Келли скептически усмехнулся.

— Вам, конечно, виднее, — сказал он, — я не столь подробно осведомлен об интригах покойного рейхсфюрера. Возможно, он был гениальным политиком. Но те немцы, с которыми приходилось — и, к сожалению, приходится — иметь дело мне, это в большинстве своем просто напыщенные болваны, которые склонны всех поучать, но страшно не любят, когда им указывают на их собственные промахи. А их обидчивость — это просто что-то патологическое. Я сам столкнулся с этим года два назад, когда речь зашла о проверке лояльности некоторых иммигрантов из Западной Германии. Местные встали на дыбы — увидели в этом чуть ли не оскорбление расы! Как это, мол, так — проверять истинных арийцев? Конечно, в принципе я готов согласиться, что немецкая колония — особенно та ее часть, что прибыла сюда после катастрофы сорок пятого года, — представляет собой как бы самоочищающуюся среду, однако…

— Тоже не совсем верно, — перебил Полунин. Он отодвинул тарелку, закурил, Келли смотрел на него выжидающе. — Что значит «самоочищающаяся среда»? Таких не бывает, строго говоря. История разведки достаточно убедительно доказывает, что опытного агента можно внедрить в любую среду… какой бы стерильной она ни казалась. А уж говорить о «стерильности» здешних иммигрантских колоний — сейчас, когда Аргентина стала проходным двором всего континента… Мы, помнится, касались уже с вами этой темы. А, кстати, тот парень, что я вам тогда сосватал, — как он, ничего?

— Позвольте… Ах да, русский, который служил в СС? Знаете, не сказал бы, что это такое уж приобретение.

— Правда? — Полунин горестно удивился. — Подумайте, а ведь мне его аттестовали с самой лучшей стороны. Я все больше убеждаюсь, что решительно никому нельзя верить. Что же он, недостаточно усерден?
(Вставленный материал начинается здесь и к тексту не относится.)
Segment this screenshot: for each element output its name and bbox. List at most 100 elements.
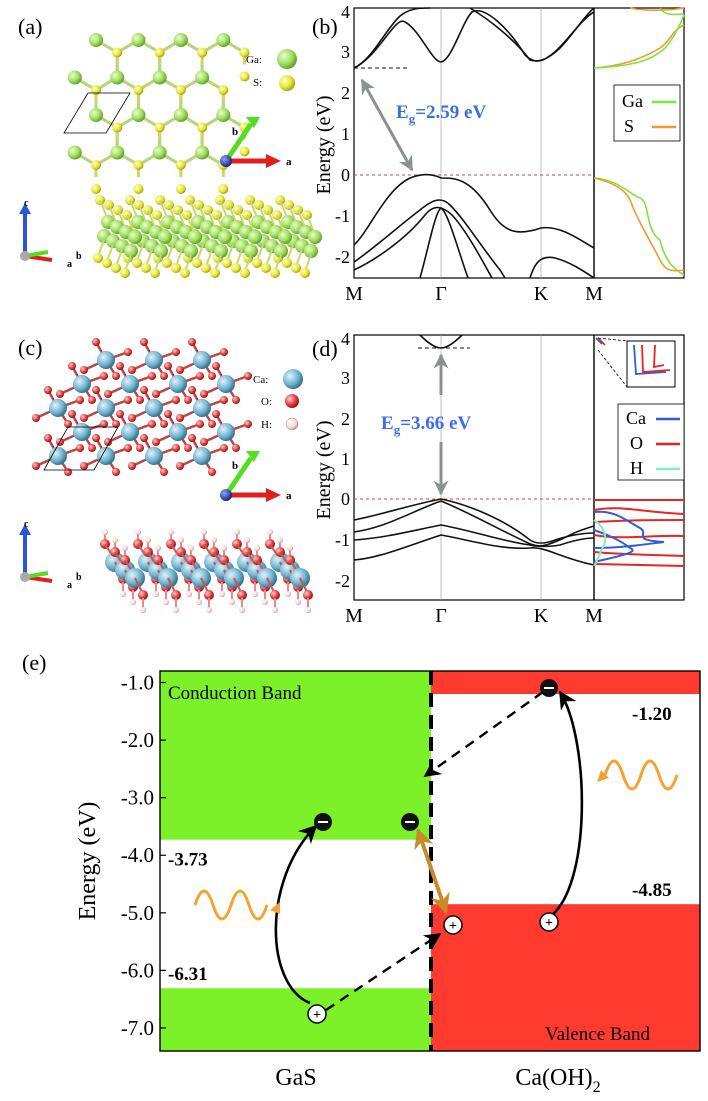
- e-ytick-label: -6.0: [121, 958, 154, 982]
- d-ytick-4: 4: [341, 329, 350, 349]
- s-atom: [239, 47, 250, 58]
- s-atom: [261, 263, 271, 273]
- o-atom: [68, 410, 76, 418]
- ca-atom: [193, 447, 211, 465]
- legend-h-label: H:: [261, 419, 272, 431]
- e-caoh-name: Ca(OH)2: [515, 1065, 600, 1096]
- b-ylabel: Energy (eV): [313, 95, 335, 194]
- ga-atom: [110, 145, 125, 160]
- ga-atom: [173, 33, 188, 47]
- ga-atom: [128, 230, 142, 244]
- b-kpoint-m2: M: [585, 283, 603, 305]
- panel-e: (e) -1.0 -2.0 -3.0 -4.0 -5.0 -6.0 -7.0 Energy …: [22, 650, 701, 1096]
- h-atom: [267, 529, 273, 535]
- d-legend-ca: Ca: [626, 408, 646, 428]
- e-ylabel: Energy (eV): [75, 802, 101, 921]
- b-ytick-0: 0: [341, 165, 350, 185]
- o-atom: [160, 468, 168, 476]
- o-atom: [64, 420, 72, 428]
- o-atom: [112, 420, 120, 428]
- e-gas-vb-value: -6.31: [168, 964, 208, 985]
- o-atom: [244, 372, 252, 380]
- d-ytick-3: 3: [341, 368, 350, 388]
- e-ytick-label: -4.0: [121, 843, 154, 867]
- caoh-axes-topview: b a: [220, 451, 292, 502]
- o-atom: [303, 590, 313, 600]
- o-atom: [128, 462, 136, 470]
- ca-atom: [49, 447, 67, 465]
- o-atom: [188, 338, 196, 346]
- e-photon-gas: [193, 889, 269, 921]
- s-atom: [112, 47, 123, 58]
- e-gas-cb-value: -3.73: [168, 850, 208, 871]
- ca-atom: [193, 399, 211, 417]
- ca-atom: [97, 351, 115, 369]
- h-atom: [221, 545, 227, 551]
- ca-atom: [145, 351, 163, 369]
- o-atom: [100, 372, 108, 380]
- o-atom: [32, 462, 40, 470]
- d-kpoint-m2: M: [585, 605, 603, 627]
- h-atom: [254, 545, 260, 551]
- s-atom: [91, 85, 101, 95]
- gas-conduction-band: [160, 671, 431, 840]
- ga-atom: [67, 70, 82, 85]
- s-atom: [240, 268, 250, 278]
- o-atom: [220, 444, 228, 452]
- ca-atom: [121, 375, 139, 393]
- ca-atom: [121, 423, 139, 441]
- o-atom: [196, 420, 204, 428]
- panel-d-yticks: 4 3 2 1 0 -1 -2: [335, 329, 350, 591]
- h-atom: [287, 545, 293, 551]
- caoh-legend: Ca: O: H:: [253, 369, 303, 431]
- axis-c-ball: [220, 155, 232, 167]
- e-photon-caoh-arrow: [597, 770, 609, 782]
- s-atom: [210, 268, 220, 278]
- o-atom: [172, 348, 180, 356]
- d-ytick-m2: -2: [335, 571, 350, 591]
- s-atom: [180, 268, 190, 278]
- ga-atom: [154, 244, 168, 258]
- h-atom: [252, 591, 258, 597]
- o-atom: [164, 362, 172, 370]
- b-ytick-1: 1: [341, 124, 350, 144]
- o-atom: [232, 444, 240, 452]
- o-atom: [56, 390, 64, 398]
- o-atom: [152, 390, 160, 398]
- o-atom: [138, 590, 148, 600]
- ca-atom: [145, 399, 163, 417]
- caoh-conduction-band: [431, 671, 700, 695]
- s-atom: [111, 263, 121, 273]
- h-atom: [122, 545, 128, 551]
- o-atom: [64, 468, 72, 476]
- o-atom: [124, 444, 132, 452]
- s-atom: [270, 268, 280, 278]
- h-atom: [234, 529, 240, 535]
- ca-atom: [217, 423, 235, 441]
- o-atom: [140, 338, 148, 346]
- caoh-valence-band: [431, 904, 700, 1051]
- h-atom: [262, 599, 268, 605]
- h-atom: [244, 537, 250, 543]
- ga-atom: [274, 244, 288, 258]
- s-atom: [141, 263, 151, 273]
- o-atom: [80, 462, 88, 470]
- ca-atom: [169, 375, 187, 393]
- s-atom: [102, 258, 112, 268]
- o-atom: [184, 396, 192, 404]
- e-ytick-label: -2.0: [121, 728, 154, 752]
- d-band-lines: [353, 334, 595, 566]
- o-atom: [136, 396, 144, 404]
- e-hole-gas: [307, 1004, 327, 1024]
- b-band-lines: [353, 7, 595, 279]
- c-side-axis-a: a: [67, 580, 72, 591]
- o-atom: [152, 438, 160, 446]
- o-atom: [160, 420, 168, 428]
- panel-a-label: (a): [18, 14, 42, 39]
- s-atom: [218, 85, 229, 95]
- o-atom: [44, 386, 52, 394]
- caoh-side-view: [100, 529, 313, 613]
- ga-atom: [89, 108, 103, 122]
- panel-d: (d) 4 3 2 1 0 -1 -2 Energy (eV) M Γ K M: [312, 329, 685, 627]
— Да нет, усердия хоть отбавляй, — Келли оглянулся, подозвал официанта и велел подавать кофе. — Результатов пока не видно, сообщает всякую чушь. Вдруг, вообразите, приносит такой рапорт: «Вчера, там-то, в моем присутствии, такой-то произнес по адресу сеньора президента Республики русское национальное ругательство из трех слов». Можете себе представить подобный уровень информации! Что это еще, кстати, за «национальное ругательство»?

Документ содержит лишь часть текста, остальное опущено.